Quando si incominciò a conoscere l’articolo di de Sitter, si fecero diversi tentativi di verificare il suo modello. Uno dei primi tentativi di scoprire la relazione tra lo spostamento spettrale (cioè la velocità) e la distanza fu intrapreso dal fisico americano di origine polacca Ludwik Silberstein (1872-1948). Silberstein, che fece una ventennale carriera universitaria anche in Italia tra Bologna e Roma, calcolò le velocità relative (negative e positive) di molti ammassi stellari e nebulose spirali, per derivare una formula che fosse in grado di spiegare lo spostamento delle linee spettrali della luce emessa dalle stelle. I risultati confermarono che molti degli oggetti studiati, in particolare le Nubi di Magellano, si trovano a distanze incompatibili con le dimensioni calcolate allora per la nostra galassia. Silberstein inviò il suo articolo per la pubblicazione il 18 gennaio 1924. Fu prima della scoperta da parte di Hubble che le nebulae sono extragalattiche. Ciò nonostante, sembra che egli inconsapevole del dibattito cosmologico in corso, perché le sue conclusioni, per quanto imprecise riguardo ai valori calcolati, avrebbero sicuramente portato agli stessi risultati che Hubble ottenne poco dopo, particolarmente che le galassie a spirale sono oggetti extra-galattici. Silberstein, personaggio particolare e un po’ troppo convinto delle proprie opinioni, è noto anche per aver cercato inutilmente di accreditarsi presso Eddington come “uno dei tre esperti mondiali di relatività” e per aver iniziato nel 1936 una polemica sulla stampa contro Einstein che non aveva tenuto conto di presunte “falle” nella teoria della relatività che egli sosteneva di aver scoperto. Diciamo che nella nostra rappresentazione Silberstein interpreterebbe il vecchio brontolone e un po’ trombone.
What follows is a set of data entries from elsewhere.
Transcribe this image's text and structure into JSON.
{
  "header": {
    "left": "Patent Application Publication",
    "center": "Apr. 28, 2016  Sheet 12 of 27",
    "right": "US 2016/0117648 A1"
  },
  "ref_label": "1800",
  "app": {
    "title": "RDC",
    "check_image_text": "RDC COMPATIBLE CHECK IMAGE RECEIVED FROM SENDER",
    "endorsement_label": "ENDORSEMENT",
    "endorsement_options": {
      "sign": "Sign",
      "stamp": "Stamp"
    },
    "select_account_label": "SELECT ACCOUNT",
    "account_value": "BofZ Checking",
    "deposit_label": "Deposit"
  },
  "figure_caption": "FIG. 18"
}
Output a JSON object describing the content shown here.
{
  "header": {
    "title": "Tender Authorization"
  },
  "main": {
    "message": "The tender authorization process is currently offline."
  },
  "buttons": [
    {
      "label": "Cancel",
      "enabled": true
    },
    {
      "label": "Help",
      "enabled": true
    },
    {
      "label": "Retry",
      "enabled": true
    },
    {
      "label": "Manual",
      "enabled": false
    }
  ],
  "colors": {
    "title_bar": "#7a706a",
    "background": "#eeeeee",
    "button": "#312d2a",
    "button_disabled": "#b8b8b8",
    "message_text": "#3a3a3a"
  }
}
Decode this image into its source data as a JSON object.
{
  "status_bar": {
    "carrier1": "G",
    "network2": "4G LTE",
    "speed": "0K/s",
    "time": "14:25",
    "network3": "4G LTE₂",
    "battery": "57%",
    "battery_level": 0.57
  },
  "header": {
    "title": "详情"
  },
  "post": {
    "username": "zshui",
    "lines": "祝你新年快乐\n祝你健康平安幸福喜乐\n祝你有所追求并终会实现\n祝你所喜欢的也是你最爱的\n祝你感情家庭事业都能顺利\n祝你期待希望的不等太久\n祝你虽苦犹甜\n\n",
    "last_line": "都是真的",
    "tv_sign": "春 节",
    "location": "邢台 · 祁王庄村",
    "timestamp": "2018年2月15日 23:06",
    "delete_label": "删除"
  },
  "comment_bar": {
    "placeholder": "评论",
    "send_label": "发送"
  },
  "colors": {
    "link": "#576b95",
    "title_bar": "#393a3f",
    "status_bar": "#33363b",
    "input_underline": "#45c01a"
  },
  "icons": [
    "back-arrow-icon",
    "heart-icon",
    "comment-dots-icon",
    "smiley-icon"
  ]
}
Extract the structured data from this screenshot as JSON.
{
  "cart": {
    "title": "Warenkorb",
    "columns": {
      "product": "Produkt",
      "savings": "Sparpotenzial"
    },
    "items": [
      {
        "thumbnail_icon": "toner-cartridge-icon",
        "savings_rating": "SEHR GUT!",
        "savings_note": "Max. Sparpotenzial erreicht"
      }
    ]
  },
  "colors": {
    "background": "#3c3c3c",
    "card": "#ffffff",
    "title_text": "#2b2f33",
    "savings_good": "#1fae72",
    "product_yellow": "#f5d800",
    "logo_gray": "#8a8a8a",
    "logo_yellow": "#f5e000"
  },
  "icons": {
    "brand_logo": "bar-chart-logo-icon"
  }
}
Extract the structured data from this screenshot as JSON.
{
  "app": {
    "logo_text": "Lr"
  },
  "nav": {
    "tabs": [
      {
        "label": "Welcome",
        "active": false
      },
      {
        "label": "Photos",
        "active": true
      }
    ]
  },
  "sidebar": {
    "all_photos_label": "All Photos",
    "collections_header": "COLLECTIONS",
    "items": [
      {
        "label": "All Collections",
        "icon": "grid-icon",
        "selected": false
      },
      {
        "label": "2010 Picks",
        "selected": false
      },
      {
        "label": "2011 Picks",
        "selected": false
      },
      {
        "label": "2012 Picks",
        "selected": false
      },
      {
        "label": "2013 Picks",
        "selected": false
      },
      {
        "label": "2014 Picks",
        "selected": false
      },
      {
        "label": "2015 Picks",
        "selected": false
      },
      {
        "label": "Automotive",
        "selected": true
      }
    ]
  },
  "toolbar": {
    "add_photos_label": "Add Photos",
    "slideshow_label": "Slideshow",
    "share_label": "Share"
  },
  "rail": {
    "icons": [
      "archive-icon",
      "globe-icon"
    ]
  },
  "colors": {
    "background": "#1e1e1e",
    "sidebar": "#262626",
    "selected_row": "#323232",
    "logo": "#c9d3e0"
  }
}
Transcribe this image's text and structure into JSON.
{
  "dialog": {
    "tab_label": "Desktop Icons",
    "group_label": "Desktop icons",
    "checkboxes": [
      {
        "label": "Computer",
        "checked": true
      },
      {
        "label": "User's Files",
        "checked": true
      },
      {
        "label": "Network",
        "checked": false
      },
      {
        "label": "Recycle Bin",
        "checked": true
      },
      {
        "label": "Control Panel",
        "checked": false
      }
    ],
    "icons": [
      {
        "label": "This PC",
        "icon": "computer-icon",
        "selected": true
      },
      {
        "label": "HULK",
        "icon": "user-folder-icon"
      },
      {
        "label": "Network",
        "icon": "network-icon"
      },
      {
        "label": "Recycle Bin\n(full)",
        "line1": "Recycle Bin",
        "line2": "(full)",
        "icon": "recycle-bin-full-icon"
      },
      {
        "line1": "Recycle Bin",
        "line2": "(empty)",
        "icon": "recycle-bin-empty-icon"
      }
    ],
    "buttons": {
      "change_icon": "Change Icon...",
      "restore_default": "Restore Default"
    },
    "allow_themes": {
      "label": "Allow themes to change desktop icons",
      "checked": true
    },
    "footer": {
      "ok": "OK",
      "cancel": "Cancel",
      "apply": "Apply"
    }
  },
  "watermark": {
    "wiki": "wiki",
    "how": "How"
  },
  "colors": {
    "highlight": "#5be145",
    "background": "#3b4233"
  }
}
I risultati di Silberstein furono criticati sempre nel 1924 dallo svedese Knut Lundmark (1889-1958). Lundmark è invece senz’altro una bellissima figura che, negli anni in cui si svolse il dibattito di cui sto dando relazione, poteva senz’altro essere l’attor giovane della compagnia. Si era laureato a Uppsala nel 1920 con una tesi dal titolo “Le relazioni degli ammassi globulari e delle nebulose spirali con il sistema stellare” e fu uno dei pionieri della moderna cosmologia. Fu uno dei primi a ipotizzare che le galassie non appartengono alla Via Lattea, ma sono remoti oggetti esterni ad essa. Nel 1919 aveva misurato la distanza di M31, la Galassia di Andromeda, basandosi sulla magnitudine delle novae là presenti e paragonandola a quella di altre novae più vicine, di cui era nota la distanza. Ottenne un valore di 650 mila anni luce, circa un quarto della distanza reale accertata in seguito, sufficiente tuttavia a fargli sospettare che l’oggetto fosse ampiamente esterno ai confini della Via Lattea. A partire dagli ’30, Lundmark fu un appassionato divulgatore di astronomia e di scienza popolare, sia attraverso numerosi libri, sia attraverso la partecipazione ai programmi della radio svedese: generazioni di connazionali sarebbero rimasti affascinati dalla sua competenza, dalla sua passione e dalla sua abilità comunicativa.

Nel 1924 Lundmark era però ancora troppo attaccato ai dogmi e criticò Silberstein perché riteneva i suoi valori per la velocità di allontanamento troppo elevati. Egli si chiese anche se gli spostamenti delle righe spettrali non potessero essere dovuti a cause diverse dalla velocità. Infine, i risultati di Silberstein contemplavano valori negativi per la velocità, in contrasto secondo lo svedese con la teoria di Weyl e Eddington. Ciò che né lui né il connazionale Strömberg, che si aggiunse nel 1925 ai critici di Silberstein, riuscivano ancora a capire è che valori negativi della velocità sono compatibili con le equazioni di Einstein e de Sitter, ma non a classi diverse di oggetti nello stesso universo. In effetti, o l’universo si espande, e la velocità è positiva per tutti gli oggetti distanti, oppure l’universo si contrae, e il segno della velocità diventa allora dovunque negativo.


Gran finale, con ingresso del protagonista e voce fuori campo.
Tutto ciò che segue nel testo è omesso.